I started out in amateur astronomer as a kid interested in building my own telescope. At that time, that was the way most amateurs got their scopes, especially if you were too poor to buy one. My first telescope came from the advertisement pages of Popular Mechanics magazine, when I was 10 or 11 years old, in 1949. It was two plastic lenses, for two dollars, which I stuck in the ends of a cardboard tube. I could see the rings of Saturn–better than Galileo could! I was hooked.

There was a group working on mirrors in the basement of Griffith Observatory which I attended once or twice when I was at Berendo Jr. High. I don’t think I followed through with that group, as Mother moved a lot. However, I purchased Allyn Thompson’s Making Your Own Telescope. For the next several years I dreamed about and worked on that project, grinding and polishing my own 8 inch mirror. I decided to build a fiberglass tube for it. What a mess! I was in Whittier, next to a refinery. You couldn’t see a star in the sky. I tried to find a star with my home made telescope. Instead, I pushed my eyepiece through the telescope, and heard it hit the glass. Kerplunk! My heart sunk. I had it professionally refigured and aluminized again. But I don’t think I ever had it in a telescope that I could see a star with it.

My mirror making career was a failure, but I was determined to make my own telescope. Finally, I bought a 13″ Odyssey Dobsonion which had glorious views. Prisoners at Soledad later helped me machine a unique telescope mount for my ill-fated fiberglassed/homemade mirror telescope. This unique one armed fork mount was the first of its type, and won a prize at the Riverside Telescope Makers conference. But I never really tried the optics in it.

Not having learned to avoid fiberglass, I made a black one, for a Jaegers 6″ objective. This ridiculous telescope ended up being published in Peter Manly’s book Unusual Telescopes (1991, Cambridge University Press).

About the same year as that picture was published, I received a patent on the telescope that I am most proud of, my Newtonian Binocular telescope, which is a revision of Sir John Herschell’s (son of William Herschell) invention. It is two Newtonian telescopes put together in such a way as to allow the viewer to comfortably view the sky as he/she would with a regular Newtonian. The modification was in the configuration which allowed comfortable access to Zenith regions of the sky, which was not possible with Sir John Herschell’s telescope. [See Patentedbinoscope.jpg] This won an RTMC award as well. It was covered in Astronomy Magazine, as one of the finest views of the sky for that year (1991). It was very portable for a large (10″) binocular.

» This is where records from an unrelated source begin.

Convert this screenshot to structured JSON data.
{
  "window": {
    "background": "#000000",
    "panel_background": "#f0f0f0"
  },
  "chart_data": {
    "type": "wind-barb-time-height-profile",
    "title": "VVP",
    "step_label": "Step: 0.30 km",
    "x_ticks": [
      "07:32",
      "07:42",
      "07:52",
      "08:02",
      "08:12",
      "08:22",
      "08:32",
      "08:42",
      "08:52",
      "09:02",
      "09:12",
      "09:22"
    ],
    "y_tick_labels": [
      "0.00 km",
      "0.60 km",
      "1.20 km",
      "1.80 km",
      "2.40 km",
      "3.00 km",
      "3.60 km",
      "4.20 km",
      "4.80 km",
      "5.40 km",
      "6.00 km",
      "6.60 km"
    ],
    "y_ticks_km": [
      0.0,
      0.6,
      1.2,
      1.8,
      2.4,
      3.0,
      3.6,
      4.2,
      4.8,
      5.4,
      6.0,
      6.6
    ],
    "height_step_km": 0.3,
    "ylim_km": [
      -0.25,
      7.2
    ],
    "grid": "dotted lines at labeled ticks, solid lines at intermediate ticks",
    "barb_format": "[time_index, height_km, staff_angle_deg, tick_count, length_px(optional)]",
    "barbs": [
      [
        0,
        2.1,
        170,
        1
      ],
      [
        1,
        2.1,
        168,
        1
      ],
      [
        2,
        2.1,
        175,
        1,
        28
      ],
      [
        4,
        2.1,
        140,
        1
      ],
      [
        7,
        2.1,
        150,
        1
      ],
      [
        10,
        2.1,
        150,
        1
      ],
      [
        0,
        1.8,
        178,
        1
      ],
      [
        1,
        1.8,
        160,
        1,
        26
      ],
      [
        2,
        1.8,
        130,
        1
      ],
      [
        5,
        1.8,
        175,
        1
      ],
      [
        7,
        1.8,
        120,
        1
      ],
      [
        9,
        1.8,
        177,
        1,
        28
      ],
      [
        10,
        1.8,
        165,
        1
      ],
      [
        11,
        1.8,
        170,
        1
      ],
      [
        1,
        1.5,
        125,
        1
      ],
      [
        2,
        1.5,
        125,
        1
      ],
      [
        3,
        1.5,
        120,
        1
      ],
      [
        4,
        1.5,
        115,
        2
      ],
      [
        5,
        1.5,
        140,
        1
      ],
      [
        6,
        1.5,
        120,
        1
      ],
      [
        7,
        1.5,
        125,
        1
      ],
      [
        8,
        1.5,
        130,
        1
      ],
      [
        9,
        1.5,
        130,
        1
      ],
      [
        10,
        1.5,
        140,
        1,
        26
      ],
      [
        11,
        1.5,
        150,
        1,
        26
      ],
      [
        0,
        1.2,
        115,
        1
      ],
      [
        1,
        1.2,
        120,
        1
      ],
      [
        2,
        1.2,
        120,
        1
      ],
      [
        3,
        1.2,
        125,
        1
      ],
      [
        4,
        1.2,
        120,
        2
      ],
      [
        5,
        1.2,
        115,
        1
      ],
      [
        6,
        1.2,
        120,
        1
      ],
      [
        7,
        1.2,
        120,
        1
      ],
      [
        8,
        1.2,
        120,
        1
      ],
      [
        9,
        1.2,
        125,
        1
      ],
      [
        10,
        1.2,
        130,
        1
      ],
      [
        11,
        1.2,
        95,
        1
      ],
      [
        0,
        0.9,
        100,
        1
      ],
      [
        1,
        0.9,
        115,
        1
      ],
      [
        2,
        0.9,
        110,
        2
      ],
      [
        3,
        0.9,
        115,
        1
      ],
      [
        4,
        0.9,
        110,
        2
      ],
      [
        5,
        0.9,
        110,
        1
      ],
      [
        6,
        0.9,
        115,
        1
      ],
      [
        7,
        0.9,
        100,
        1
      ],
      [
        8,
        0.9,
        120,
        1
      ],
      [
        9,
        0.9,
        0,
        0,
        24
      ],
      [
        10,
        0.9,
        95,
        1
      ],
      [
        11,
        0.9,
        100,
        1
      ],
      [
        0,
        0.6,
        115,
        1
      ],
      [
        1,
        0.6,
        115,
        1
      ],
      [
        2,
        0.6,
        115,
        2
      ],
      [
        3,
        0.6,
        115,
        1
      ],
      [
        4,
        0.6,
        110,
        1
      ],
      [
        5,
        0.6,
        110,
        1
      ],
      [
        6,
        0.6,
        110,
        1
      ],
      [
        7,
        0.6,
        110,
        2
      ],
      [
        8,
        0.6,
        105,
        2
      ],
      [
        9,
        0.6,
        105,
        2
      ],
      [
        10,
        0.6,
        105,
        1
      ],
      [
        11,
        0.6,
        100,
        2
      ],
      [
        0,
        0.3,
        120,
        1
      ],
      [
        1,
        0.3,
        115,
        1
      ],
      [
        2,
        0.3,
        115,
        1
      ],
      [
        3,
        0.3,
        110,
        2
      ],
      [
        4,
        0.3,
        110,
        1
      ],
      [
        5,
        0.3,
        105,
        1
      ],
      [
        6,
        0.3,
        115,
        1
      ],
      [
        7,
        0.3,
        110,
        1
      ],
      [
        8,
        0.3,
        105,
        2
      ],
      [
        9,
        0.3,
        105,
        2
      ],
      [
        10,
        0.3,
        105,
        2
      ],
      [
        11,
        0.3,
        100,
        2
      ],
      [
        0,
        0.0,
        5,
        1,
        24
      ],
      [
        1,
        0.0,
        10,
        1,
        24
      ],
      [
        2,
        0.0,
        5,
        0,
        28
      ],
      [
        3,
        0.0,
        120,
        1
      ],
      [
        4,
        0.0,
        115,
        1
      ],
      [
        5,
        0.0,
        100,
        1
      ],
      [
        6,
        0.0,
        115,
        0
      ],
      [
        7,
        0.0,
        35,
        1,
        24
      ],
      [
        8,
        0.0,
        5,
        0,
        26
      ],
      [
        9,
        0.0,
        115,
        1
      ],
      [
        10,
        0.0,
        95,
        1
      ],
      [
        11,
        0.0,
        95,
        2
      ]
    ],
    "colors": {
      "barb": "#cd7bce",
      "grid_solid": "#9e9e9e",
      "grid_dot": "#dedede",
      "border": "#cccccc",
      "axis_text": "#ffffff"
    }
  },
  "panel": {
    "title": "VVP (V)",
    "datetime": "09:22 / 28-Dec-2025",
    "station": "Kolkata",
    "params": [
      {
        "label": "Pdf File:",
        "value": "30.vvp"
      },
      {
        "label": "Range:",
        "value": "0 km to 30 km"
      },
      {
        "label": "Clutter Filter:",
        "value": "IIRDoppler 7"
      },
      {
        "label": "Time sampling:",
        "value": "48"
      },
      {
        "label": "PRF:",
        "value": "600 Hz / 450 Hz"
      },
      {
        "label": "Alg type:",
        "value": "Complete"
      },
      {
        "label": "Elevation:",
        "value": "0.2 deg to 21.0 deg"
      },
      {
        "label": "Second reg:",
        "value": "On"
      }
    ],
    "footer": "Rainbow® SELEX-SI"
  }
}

During the same period, I built a telescope out of foam board. It was one of the easiest to use and most portable. I think it was the first telescope I ever saw made out of this material. Tom Frey recalls the time we took it to RTMC, and I accidentally broke off the secondary spider while travelling in his van during a stop. While travelling the back roads–at night–I was in the back of the bouncing van taping it back together. When we got to RTMC, I pulled it out of the van, and pointed it at the stars. They were pinpoints of light! Tom was floored. He has never forgotten that experience.

My last homemade telescope was a giant 17.5″ binocular, which I managed to get to a viewing at the Monthly star party. The view of Lagoon Nebula through it was fabulous.

My Wife, Pat, suggested that I clean up the garage of my telescope making stuff, and buy a nice high tech scope. I only heard “buy a nice high tech telescope.” I found an RCX 400 and later built a pier. Lee and my neighbor, Jim, helped me place it on the pier. I now remotely control it from the house, and have enjoyed the honor of doing some actual exoplanet research with it, with Tom Smith, Russ Genet, Jolyon Johnson. I cover the scope with a telescope cover and with the umbrella shown in the background. I prefer this arrangement to a shed, to lessen the daytime heat. Also, the view is not obstructed by a building.

My story is one of many failures, with a few successes. But I think my boyhood experience with the $2 lenses and cardboard tube is what hooked me.